Historically, U.S. government shutdowns have imposed only a temporary drag on growth, but the longer the shutdown persists, the greater the risk of more meaningful economic and market repercussions. With many federal workers furloughed and most government data releases on hold, the near-term economic outlook is increasingly difficult to assess.
Corporate Earnings
The quarterly reporting season kicked off last week, with U.S. banks setting a positive tone on the back of strong trading and investing banking revenues. In the absence of official U.S. economic data due to the government shutdown, company earnings and management commentary on the outlook will be especially valuable for insights into economic trends and consumer demand. We will be closely watching guidance for the remainder of 2025 and into 2026, particularly around capital expenditure plans and how companies are navigating unpredictable U.S. trade policy and tariff-related costs.
Consensus estimates for the S&P 500 currently point to high-single digit year-over-year earnings growth in Q3, indicating that U.S. corporate earnings should continue to expand barring an unexpected shock. Given elevated valuations that already reflect a favourable outlook, strong earnings delivery will likely be essential to support the ongoing uptrend in equity markets.
North of the border, Canadian stocks have fared well year to date, benefiting from a rally in gold prices and solid performance from the banks. As Canadian companies begin reporting financial results, we will be monitoring commentary from export-reliant industries to gauge the impact of U.S. tariffs and from consumer-dependent firms for insights into domestic spending trends. For the S&P/TSX Composite, consensus estimates are anticipating roughly 9% profit growth this year and nearly 13% in 2026.
Trade Tensions
China-U.S. trade tensions have resurfaced after China’s recent decision to impose additional export controls on rare earths minerals. In response, the Trump administration has threatened "much higher" tariffs on China, potentially taking effect November 1. The latest escalations may be “tactical posturing” ahead of a bilateral meeting between Presidents Trump and Xi Jinping, which is still expected to take place in late-October. Moreover, the Trump administration has so far shown a reluctance to fully follow through on policies that have generated significant adverse market reactions. While markets initially reacted negatively to these headlines, they have since steadied, suggesting investors are likely taking the view that a deal remains the most probable outcome. Nevertheless, the risk of elevated volatility in the near term could linger if talks falter or rhetoric intensifies.
Summary
With the U.S. government shutdown clouding the economic picture and renewed U.S.-China trade frictions contributing to uncertainty, we expect the Q3 earnings season to play a central role in providing an update on the economy and anchoring market sentiment.
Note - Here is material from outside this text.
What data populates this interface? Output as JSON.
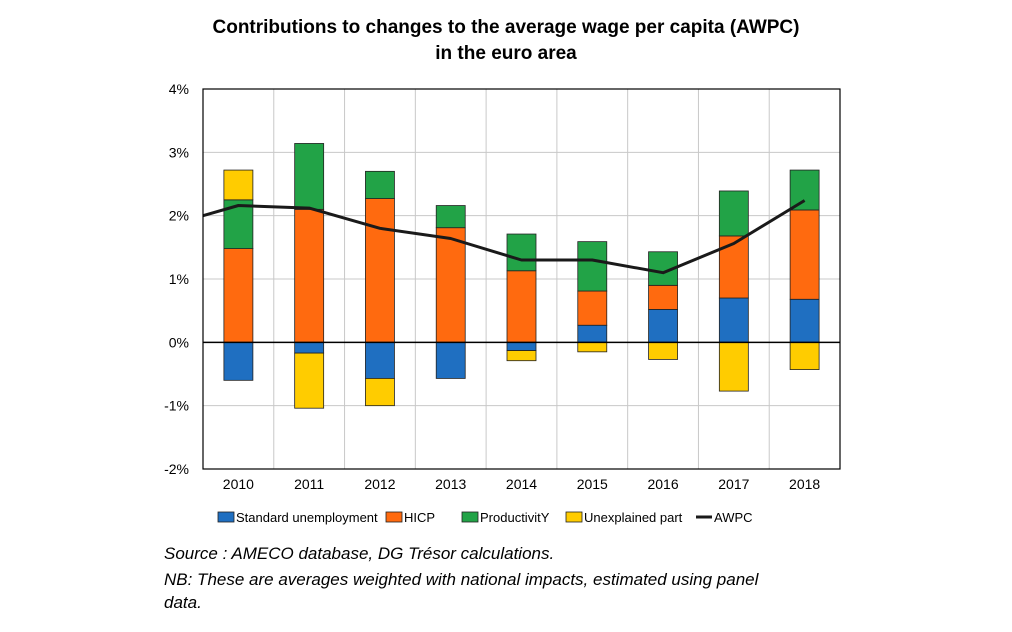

While some short-term volatility is possible, we believe "invested, but watchful" remains a sensible stance for portfolios as we continue to monitor developments on trade policy and corporate earnings.
Volunteering and supporting the Guelph Food Bank

On October 8th, our team had the privilege of volunteering with the Guelph Bank at their main facility, helping to prepare and stock their warehousing space in preparation for the holiday season. Combating food insecurity is a cause that is close to our hearts, and we are proud to support community organizations that are making a difference in the lives of our neighbours.
In addition to volunteering, we were proud to drop off 350 pounds of non-perishable food contributed by our team members, as well as a financial donation of $1,000 to support the critical work and support the Food Bank delivers to our community’s most vulnerable.
Goals for Groceries with the Guelph Storm – Thank you!

On October 10th, we were proud partner with The SEED and the Guelph Storm to create Goals for Groceries Night. Together, we managed to raise over $1,300 for the SEED through ‘Chuck-a-Puck’ sales and donations, as well as raise the profile of this keystone community organization.
Thank you to everyone who came out to the game and generously helped to support the SEED, as well as our volunteers who led and assisted the Chuck-a-Puck game!